Saucier: Alright. Here... is Temporal Patricide. It's not as hot as Clyde's, but when you eat it, it goes back in time and kills your father.

Restaurateur: Derrick? Derr- Derrick. Try this hot sauce.

{Paul enters the scene and tastes Temporal Patricide}

Derrick (Paul): It's not bad, it's not bad. It's got a bit of a kick to it. AAH! {Fades from existence}

Restaurateur: That's a little understated.

Saucier: Right Now Forever. It etches a pentagram onto the tongue and then summons Van Halen into the taster's own mouth after which everything explodes in a glorious display of meat chunks and hard rock.

Restaurateur: Van Halen?

Saucier: Yes.

Restaurateur: David Lee Roth or Sammy Hagar?

Saucier: Gary Cherone.

Restaurateur: Eww, no!

Saucier: Perhaps Chipotle Surprise?

Restaurateur: That doesn't sound hot.

Saucier: It's not, it's delicious.

Restaurateur: And?

Saucier: And then thirty minutes later, it turns into thousands of tiny knives that stab you from the inside. It's like the kick of a strong hot sauce, but literal and with knives.

Restaurateur: So, it kills my customers.

Saucier: Horribly.

Restaurateur: That is way too gimmicky.

Saucier: Well you could try our newest offering: Cellular Genocide. After you eat it, it reconstructs your anatomy at an atomic level, repurposing your matter and turning you into more hot sauce.

Restaurateur: What!?

Saucier: That's how it reproduces.

Restaurateur: So, this one also kills my customers.

Saucier: Yes, but in a very flashy way.
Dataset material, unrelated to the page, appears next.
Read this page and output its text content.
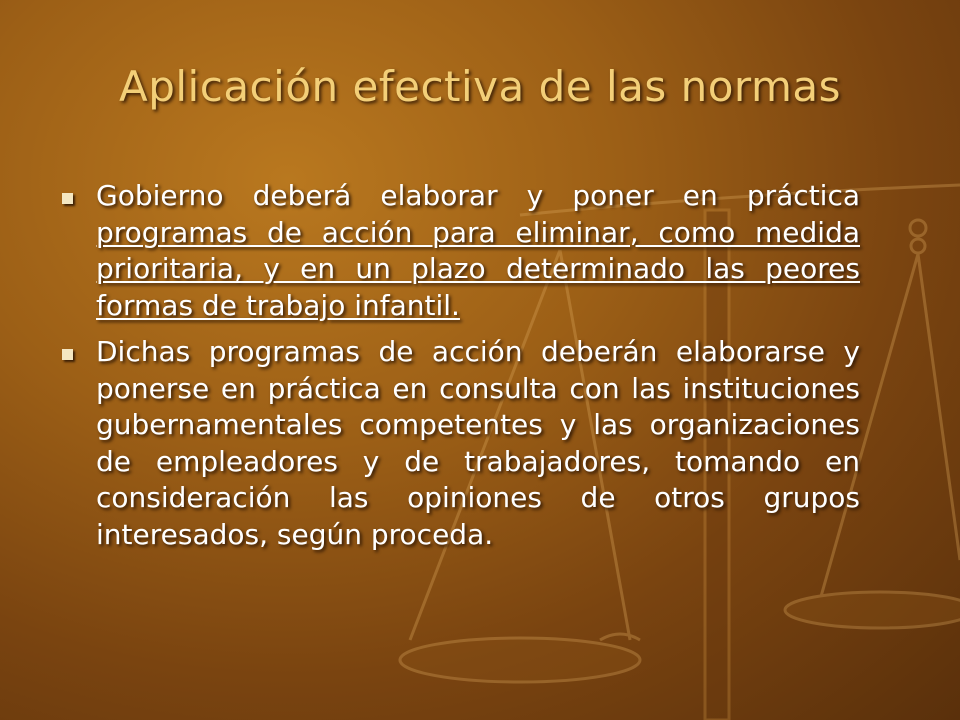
Aplicación efectiva de las normas
Gobierno deberá elaborar y poner en práctica programas de acción para eliminar, como medida prioritaria, y en un plazo determinado las peores formas de trabajo infantil.
Dichas programas de acción deberán elaborarse y ponerse en práctica en consulta con las instituciones gubernamentales competentes y las organizaciones de empleadores y de trabajadores, tomando en consideración las opiniones de otros grupos interesados, según proceda.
And because it replaces itself, you only need one bottle.

Restaurateur: Really?

Saucier: One bottle is seven thousand dollars.

Restaurateur: Next.

{Saucier snaps his finger, after which an associate in a hazmat suit enters holding a tiny bottle via tongs. Saucier puts on a latex glove and takes the bottle.}

Saucier: This one will kill. Everyone.

Restaurateur: Everyone?

Saucier: A powerful blend of capsaicin, VX nerve gas, cat dander and the heart of a dark star. Destabilized at the sub-atomic level by the very process of its creation, the scientific community theorizes that, if consumed, all life on earth will cease to exist.

Restaurateur: All life?

Saucier: Every. Living. Thing.

Restaurateur: I'll take five.


{Kathleen appears in a scream, and checks her body parts for gender}.

Restaurateur: Get back to work, Derricka.